The invention is not restricted to data memory but can also apply to memory used to shadow code. For example on a NAND-Flash based system there may be a considerable amount of code shadowed into RAM but not actually executed. This could be either because the NAND-flash is simplistically shadowed as a single block of memory, or because processes and threads are loaded but idle. This is also applicable to systems that allow code to be installed via removable media, internet or over-the-air downloads. As an example, an intelligent handwriting recognition system may require both code RAM (for example, shadowed from NAND) plus handwriting data, a dictionary and working RAM. All of these components of the system are readily available to the device user, but the system is only actually active when the user is actually entering handwriting, which usually is only for a relatively small proportion of the total time that the device is powered on.

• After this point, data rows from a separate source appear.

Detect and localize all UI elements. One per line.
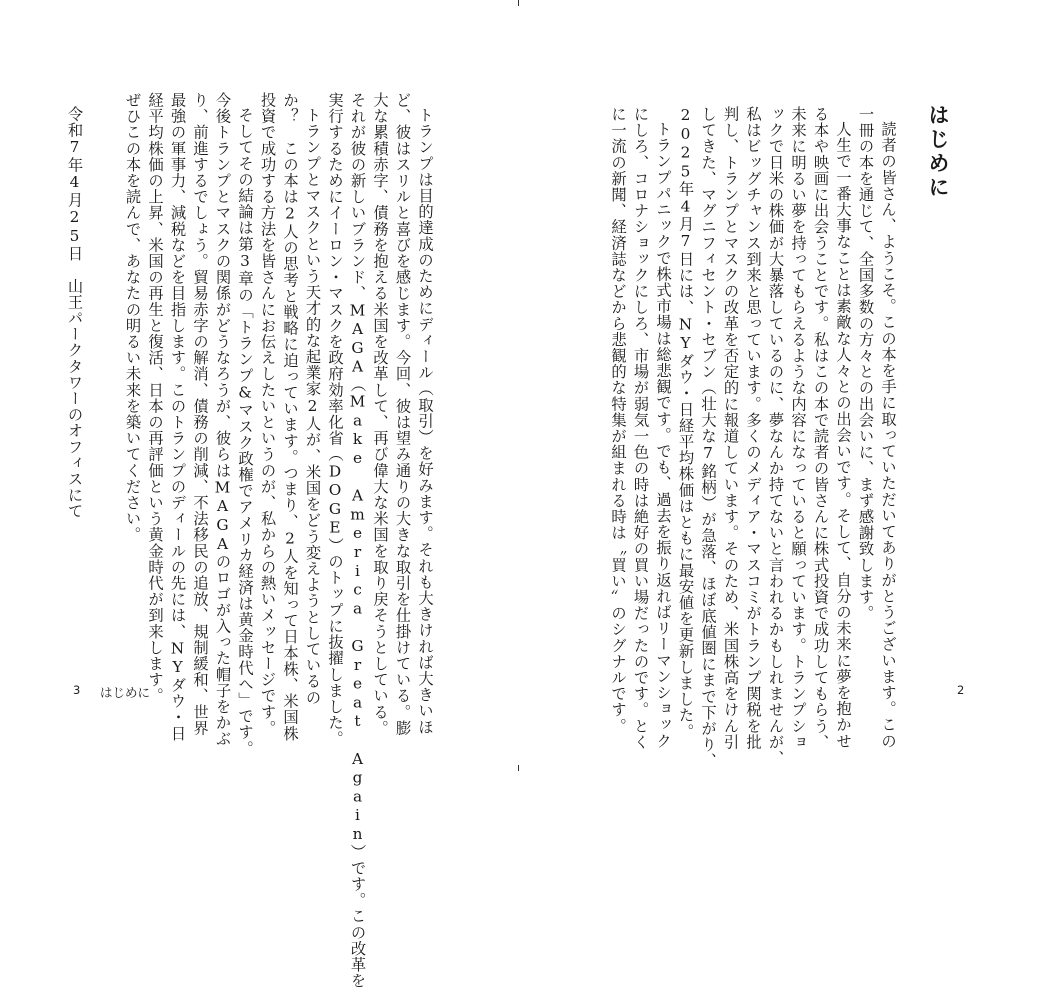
paragraph-line: る本や映画に出会うことです。私はこの本で読者の皆さんに株式投資で成功してもらう、 [811,106,830,750]
right-page-body [607,106,900,769]
paragraph-line: 経平均株価の上昇、米国の再生と復活、日本の再評価という黄金時代が到来します。 [146,92,164,704]
paragraph-line: 大な累積赤字、債務を抱える米国を改革して、再び偉大な米国を取り戻そうとしている。 [371,92,389,736]
page-number: 3 [73,683,81,697]
paragraph-line: に一流の新聞、経済誌などから悲観的な特集が組まれる時は〝買い〟のシグナルです。 [609,106,627,734]
paragraph-line: にしろ、コロナショックにしろ、市場が弱気一色の時は絶好の買い場だったのです。とく [631,106,650,750]
paragraph-line: それが彼の新しいブランド、MAGA（Make America Great Again）です。この改革を [348,92,367,989]
paragraph-line: ックで日米の株価が大暴落しているのに、夢なんか持てないと言われるかもしれませんが、 [766,106,785,767]
paragraph-line: 判し、トランプとマスクの改革を否定的に報道しています。そのため、米国株高をけん引 [721,106,740,750]
paragraph-line: ど、彼はスリルと喜びを感じます。今回、彼は望み通りの大きな取引を仕掛けている。膨 [393,92,412,736]
paragraph-line: トランプとマスクという天才的な起業家2人が、米国をどう変えようとしているの [303,107,322,706]
paragraph-line: トランプは目的達成のためにディール（取引）を好みます。それも大きければ大きいほ [416,107,434,736]
paragraph-line: 最強の軍事力、減税などを目指します。このトランプのディールの先には、NYダウ・日 [168,92,187,742]
paragraph-line: トランプパニックで株式市場は総悲観です。でも、過去を振り返ればリーマンショック [654,121,672,750]
date-signature: 令和7年4月25日 山王パークタワーのオフィスにて [65,106,84,520]
paragraph-line: 今後トランプとマスクの関係がどうなろうが、彼らはMAGAのロゴが入った帽子をかぶ [213,92,232,747]
paragraph-line: ぜひこの本を読んで、あなたの明るい未来を築いてください。 [123,92,142,543]
paragraph-line: 2025年4月7日には、NYダウ・日経平均株価はともに最安値を更新しました。 [676,106,695,740]
paragraph-line: してきた、マグニフィセント・セブン（壮大な7銘柄）が急落、ほぼ底値圏にまで下がり、 [699,106,717,769]
page-number: 2 [957,683,965,697]
paragraph-line: 私はビッグチャンス到来と思っています。多くのメディア・マスコミがトランプ関税を批 [744,106,762,750]
paragraph-line: 人生で一番大事なことは素敵な人々との出会いです。そして、自分の未来に夢を抱かせ [834,121,852,750]
paragraph-line: 読者の皆さん、ようこそ。この本を手に取っていただいてありがとうございます。この [879,121,897,750]
paragraph-line: 実行するためにイーロン・マスクを政府効率化省（DOGE）のトップに抜擢しました。 [326,92,344,747]
chapter-heading: はじめに [926,104,950,200]
running-head: はじめに [100,685,151,700]
paragraph-line: か？ この本は2人の思考と戦略に迫っています。つまり、2人を知って日本株、米国株 [281,92,299,742]
paragraph-line: そしてその結論は第3章の「トランプ&マスク政権でアメリカ経済は黄金時代へ」です。 [236,107,254,757]
paragraph-line: 未来に明るい夢を持ってもらえるような内容になっていると願っています。トランプショ [789,106,807,750]
paragraph-line: り、前進するでしょう。貿易赤字の解消、債務の削減、不法移民の追放、規制緩和、世界 [191,92,209,736]
paragraph-line: 一冊の本を通じて、全国多数の方々との出会いに、まず感謝致します。 [856,106,875,622]
paragraph-line: 投資で成功する方法を皆さんにお伝えしたいというのが、私からの熱いメッセージです。 [258,92,277,736]
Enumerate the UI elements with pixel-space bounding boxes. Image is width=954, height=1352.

Assuming that the computing device already implements defragmentation algorithms for collecting memory in order to maximise the number of unused banks that can be switched off, this invention can extend and re-use such algorithms so that inactive memory is also collected together. In this case it becomes possible to switch the RAM banks into self-refresh to save even more power. Re-activating the memory when it is required incurs only the small delay of taking the bank out of self-refresh. This delay is far smaller than the time which would be required to reload the data into RAM.
The benefits of saving power for all devices, whether battery or mains powered, are that energy efficiency in itself is beneficial to the environment. Additionally, for mobile battery-operated computing devices, improved energy efficiency equates to longer battery life and increased utility for the owner.
Although the present invention has been described with reference to particular embodiments, it will be appreciated that modifications may be effected whilst remaining within the scope of the present invention as defined by the appended claims.